Outlander_04 - Tuesday, August 1, 2017 - link
You do know that its hard to find a polaris card because demand is so high, right?CiccioB - Thursday, August 3, 2017 - link
That was surely not for any AMD concurrency. There was zero from that front.
It simply meant nvidia touched the maximum margins it could have with those products (it is a thing that limits the market even in a monopoly) and had to lower them to raise the number of sold units = higher volumes of money in nevertheless.
I bet that Vega will not change nvidia prices. Too few, too late and in very limited quantity. AMD has not interests in selling Vega in consumer market apart from a showcase: it costs them too much. And HBM2 is not that abundant.
giantmonkey101 - Tuesday, August 1, 2017 - link
Honestly Vega is looking like an amazing upgrade for me check out these numbers i calculated35% to 45% increase in performance upgrading to the liquid cooled Vega 64@1677Mhz over my r9 fury@1000Mhz, even higher minimum framerates for smoother gameplay according to their numbers and i get Enhanced Vsync as well since its not available on Fiji has of yet. Consider i saw 30% to 35% going from an r9 290 to a R9 Fury non x in gaming, this is even better for me. yes if you own a 1080 or especially 1080 ti this is not an upgrade path lol unless you wanna get into the Radeon Ecosystem of course.
giantmonkey101 - Tuesday, August 1, 2017 - link
Also these are based on current numbers, if you add in DSBR support on day one launch and Super fine wine tech like massive fp16 performance in Vega and other tech features you will see even greater numbers in the future also increases in optimisation in games just like the rx 480 saw 10% performance gain over 6 months which put it trading blows with a 1060 eventually in DX11 and DX12.Ymir - Tuesday, August 1, 2017 - link
DSBR was already enabled for the AMD tests in the slide deck. It shows an 18% increase on Doom compared to the FE on a driver that is not out to the public yet.

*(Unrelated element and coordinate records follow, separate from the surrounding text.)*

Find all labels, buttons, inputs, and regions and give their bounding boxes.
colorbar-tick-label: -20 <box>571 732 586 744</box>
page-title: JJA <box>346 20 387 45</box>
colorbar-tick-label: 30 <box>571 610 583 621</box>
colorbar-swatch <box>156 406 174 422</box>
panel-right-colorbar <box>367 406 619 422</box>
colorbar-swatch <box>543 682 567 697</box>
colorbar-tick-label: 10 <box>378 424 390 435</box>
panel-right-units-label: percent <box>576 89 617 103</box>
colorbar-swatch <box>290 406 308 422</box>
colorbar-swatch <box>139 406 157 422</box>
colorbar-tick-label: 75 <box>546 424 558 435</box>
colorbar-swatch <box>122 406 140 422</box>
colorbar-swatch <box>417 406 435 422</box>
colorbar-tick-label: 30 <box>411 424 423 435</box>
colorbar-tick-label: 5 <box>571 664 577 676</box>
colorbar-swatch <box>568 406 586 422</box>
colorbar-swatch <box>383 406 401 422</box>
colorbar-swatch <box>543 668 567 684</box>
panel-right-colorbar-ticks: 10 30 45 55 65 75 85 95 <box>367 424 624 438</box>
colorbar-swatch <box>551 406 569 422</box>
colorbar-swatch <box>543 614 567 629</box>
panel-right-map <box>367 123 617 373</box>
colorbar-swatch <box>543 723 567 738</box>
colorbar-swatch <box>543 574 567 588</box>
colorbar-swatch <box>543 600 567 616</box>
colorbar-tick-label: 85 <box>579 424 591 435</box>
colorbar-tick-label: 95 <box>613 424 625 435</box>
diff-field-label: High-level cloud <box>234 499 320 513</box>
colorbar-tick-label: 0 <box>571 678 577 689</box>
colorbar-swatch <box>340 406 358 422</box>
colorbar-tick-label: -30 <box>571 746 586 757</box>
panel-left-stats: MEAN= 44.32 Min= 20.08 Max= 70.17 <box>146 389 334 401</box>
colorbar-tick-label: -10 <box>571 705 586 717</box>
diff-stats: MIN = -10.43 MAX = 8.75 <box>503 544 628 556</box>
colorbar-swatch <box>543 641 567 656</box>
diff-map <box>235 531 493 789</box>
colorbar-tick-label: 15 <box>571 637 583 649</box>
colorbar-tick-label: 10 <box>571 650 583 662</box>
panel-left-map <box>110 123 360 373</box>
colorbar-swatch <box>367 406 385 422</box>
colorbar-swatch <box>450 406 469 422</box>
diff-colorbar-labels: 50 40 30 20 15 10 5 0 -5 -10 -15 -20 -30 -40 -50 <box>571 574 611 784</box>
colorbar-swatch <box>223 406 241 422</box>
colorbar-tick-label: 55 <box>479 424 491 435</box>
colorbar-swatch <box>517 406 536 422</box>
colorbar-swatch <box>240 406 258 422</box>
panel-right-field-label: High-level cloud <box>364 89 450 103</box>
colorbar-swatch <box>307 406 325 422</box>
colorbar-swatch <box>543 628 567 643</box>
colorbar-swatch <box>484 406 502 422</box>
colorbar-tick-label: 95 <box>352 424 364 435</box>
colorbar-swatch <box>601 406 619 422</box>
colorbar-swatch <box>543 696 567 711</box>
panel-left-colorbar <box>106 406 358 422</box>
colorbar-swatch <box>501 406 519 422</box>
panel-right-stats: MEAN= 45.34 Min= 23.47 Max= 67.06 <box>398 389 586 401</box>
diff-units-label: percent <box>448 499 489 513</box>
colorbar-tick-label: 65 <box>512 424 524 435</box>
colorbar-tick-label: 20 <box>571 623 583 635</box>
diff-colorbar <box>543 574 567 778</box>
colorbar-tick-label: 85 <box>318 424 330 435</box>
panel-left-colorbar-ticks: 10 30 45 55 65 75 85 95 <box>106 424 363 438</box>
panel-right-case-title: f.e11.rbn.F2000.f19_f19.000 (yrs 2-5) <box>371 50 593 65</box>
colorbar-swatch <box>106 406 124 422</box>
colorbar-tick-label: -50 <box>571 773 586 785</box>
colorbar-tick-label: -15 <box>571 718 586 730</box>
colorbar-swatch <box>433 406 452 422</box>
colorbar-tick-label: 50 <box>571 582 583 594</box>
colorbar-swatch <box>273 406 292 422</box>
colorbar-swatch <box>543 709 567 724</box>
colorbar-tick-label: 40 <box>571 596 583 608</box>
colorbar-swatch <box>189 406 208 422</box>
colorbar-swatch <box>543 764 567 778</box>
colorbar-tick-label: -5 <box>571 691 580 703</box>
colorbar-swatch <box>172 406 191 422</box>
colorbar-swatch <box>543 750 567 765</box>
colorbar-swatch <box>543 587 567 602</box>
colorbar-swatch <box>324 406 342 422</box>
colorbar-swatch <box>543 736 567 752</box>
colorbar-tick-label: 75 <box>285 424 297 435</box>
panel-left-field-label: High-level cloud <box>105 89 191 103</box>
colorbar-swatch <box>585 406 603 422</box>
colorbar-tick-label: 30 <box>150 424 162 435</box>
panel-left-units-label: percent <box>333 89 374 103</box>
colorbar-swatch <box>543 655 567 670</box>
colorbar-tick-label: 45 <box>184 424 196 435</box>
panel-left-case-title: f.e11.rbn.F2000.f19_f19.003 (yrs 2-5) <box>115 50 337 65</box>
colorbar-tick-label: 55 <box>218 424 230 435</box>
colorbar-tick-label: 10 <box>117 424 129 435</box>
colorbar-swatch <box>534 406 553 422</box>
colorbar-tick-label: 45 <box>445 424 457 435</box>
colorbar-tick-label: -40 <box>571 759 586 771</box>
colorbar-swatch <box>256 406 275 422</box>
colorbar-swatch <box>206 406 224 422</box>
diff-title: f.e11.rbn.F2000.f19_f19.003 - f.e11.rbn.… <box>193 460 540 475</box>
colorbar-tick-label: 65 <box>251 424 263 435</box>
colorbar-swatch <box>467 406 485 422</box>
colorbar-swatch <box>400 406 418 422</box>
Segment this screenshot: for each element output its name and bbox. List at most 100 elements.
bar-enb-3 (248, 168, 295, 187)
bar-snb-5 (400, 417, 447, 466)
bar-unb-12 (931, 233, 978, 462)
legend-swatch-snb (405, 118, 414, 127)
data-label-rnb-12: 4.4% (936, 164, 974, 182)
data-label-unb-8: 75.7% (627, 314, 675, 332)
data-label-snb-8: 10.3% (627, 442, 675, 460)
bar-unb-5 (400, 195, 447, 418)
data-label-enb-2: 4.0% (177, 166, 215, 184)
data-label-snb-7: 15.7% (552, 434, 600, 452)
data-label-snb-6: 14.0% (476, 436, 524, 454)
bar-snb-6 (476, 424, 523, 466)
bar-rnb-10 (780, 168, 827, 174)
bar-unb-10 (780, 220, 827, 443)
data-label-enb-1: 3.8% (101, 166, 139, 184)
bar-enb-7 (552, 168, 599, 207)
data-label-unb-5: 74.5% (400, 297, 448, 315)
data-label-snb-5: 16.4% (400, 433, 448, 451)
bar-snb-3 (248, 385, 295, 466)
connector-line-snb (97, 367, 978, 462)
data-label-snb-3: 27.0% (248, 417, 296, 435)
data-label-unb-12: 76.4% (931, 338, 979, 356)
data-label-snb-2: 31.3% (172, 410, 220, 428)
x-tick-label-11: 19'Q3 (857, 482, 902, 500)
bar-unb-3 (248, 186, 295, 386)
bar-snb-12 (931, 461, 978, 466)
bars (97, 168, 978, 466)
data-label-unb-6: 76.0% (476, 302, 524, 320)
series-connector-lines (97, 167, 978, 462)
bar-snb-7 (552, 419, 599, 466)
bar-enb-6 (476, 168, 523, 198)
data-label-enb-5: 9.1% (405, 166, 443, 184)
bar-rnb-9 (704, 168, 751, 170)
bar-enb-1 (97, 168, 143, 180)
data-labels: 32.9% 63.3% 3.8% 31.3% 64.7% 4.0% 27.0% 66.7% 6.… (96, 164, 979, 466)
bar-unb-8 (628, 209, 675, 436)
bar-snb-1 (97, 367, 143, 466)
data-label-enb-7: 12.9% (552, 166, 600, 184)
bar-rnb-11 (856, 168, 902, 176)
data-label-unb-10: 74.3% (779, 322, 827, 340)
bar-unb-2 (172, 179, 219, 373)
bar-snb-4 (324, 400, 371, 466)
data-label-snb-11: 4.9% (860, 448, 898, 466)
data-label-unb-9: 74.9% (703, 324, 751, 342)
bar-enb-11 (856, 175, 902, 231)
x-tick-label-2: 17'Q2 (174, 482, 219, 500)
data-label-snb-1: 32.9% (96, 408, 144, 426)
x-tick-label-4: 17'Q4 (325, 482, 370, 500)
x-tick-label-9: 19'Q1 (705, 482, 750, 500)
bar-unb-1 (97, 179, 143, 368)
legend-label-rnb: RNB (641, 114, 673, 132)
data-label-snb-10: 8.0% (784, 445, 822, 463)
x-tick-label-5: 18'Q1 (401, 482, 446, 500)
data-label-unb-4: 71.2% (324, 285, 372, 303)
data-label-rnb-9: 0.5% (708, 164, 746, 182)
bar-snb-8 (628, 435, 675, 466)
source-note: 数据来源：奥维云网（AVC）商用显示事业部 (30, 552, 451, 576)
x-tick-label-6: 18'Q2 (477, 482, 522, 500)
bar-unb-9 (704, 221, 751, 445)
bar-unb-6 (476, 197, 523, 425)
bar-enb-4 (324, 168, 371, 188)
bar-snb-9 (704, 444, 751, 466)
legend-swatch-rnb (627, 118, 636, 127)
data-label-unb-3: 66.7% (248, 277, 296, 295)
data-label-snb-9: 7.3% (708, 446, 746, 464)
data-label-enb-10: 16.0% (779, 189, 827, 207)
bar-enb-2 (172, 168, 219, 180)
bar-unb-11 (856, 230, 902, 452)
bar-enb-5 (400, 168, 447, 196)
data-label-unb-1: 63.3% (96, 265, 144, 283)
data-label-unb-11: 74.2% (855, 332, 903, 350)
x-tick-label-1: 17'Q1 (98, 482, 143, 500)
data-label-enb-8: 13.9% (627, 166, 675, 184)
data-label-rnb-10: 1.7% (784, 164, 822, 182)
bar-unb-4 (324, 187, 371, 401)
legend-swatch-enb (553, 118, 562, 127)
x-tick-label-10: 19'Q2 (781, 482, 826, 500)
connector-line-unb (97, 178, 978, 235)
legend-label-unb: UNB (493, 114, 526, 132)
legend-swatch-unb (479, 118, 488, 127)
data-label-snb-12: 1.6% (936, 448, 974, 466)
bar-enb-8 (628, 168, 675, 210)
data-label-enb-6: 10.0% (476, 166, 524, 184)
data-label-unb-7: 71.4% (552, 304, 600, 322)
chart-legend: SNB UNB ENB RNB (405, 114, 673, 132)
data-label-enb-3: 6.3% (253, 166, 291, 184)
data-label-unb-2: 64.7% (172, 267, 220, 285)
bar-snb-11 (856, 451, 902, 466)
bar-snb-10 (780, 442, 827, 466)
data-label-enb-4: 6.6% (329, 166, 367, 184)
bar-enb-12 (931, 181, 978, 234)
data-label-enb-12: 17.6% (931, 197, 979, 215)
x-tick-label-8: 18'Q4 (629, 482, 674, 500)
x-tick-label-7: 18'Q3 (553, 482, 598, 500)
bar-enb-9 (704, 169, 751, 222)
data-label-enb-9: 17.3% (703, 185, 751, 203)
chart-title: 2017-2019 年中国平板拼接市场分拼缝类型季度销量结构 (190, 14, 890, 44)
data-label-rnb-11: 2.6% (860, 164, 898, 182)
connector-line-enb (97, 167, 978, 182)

DSBR is not a magical thing that will make everything lovely. Look for the tech articles on it at retail launch.syrious - Tuesday, August 1, 2017 - link
These cards are so ugly.fanofanand - Wednesday, August 2, 2017 - link
I was very excited for Vega. Along the way, I simply got bored and lost interest. Sorry AMD, but you aren't just late this time, you still haven't even shown up. These cards were supposed to be launched a LONG time ago, with the most recent statements saying July. Well here we are in August and nobody can buy one.milkod2001 - Thursday, August 3, 2017 - link
On 14th August Vega 64 with custom cooler from ASUS should be available. That's less than 2 weeks to wait ,we still don't know about its performance apart from AMD claiming it will be very competitive. I can see 2 possibilities there: Vega is quite pathetic product with average performance and super high power draw or Vega is great and AMD as usual suck big time at advertising its products.mapesdhs - Friday, August 4, 2017 - link
Or it'll be somewhere inbetween and people will argue like crazy as to whether it's worth buying or not. :D Oh wait, that'll happen anyway, hehe...MadManMark - Saturday, August 12, 2017 - link
I just want to express my respect for you that you did NOT take the bait today for AMD's noxious rolling NDA loft on Vega, and produce a whole article that contains nothing more than a description of the packaging. This will be a moment for me to separate the serious technical journalists from the clickbait purveyors. Thank you.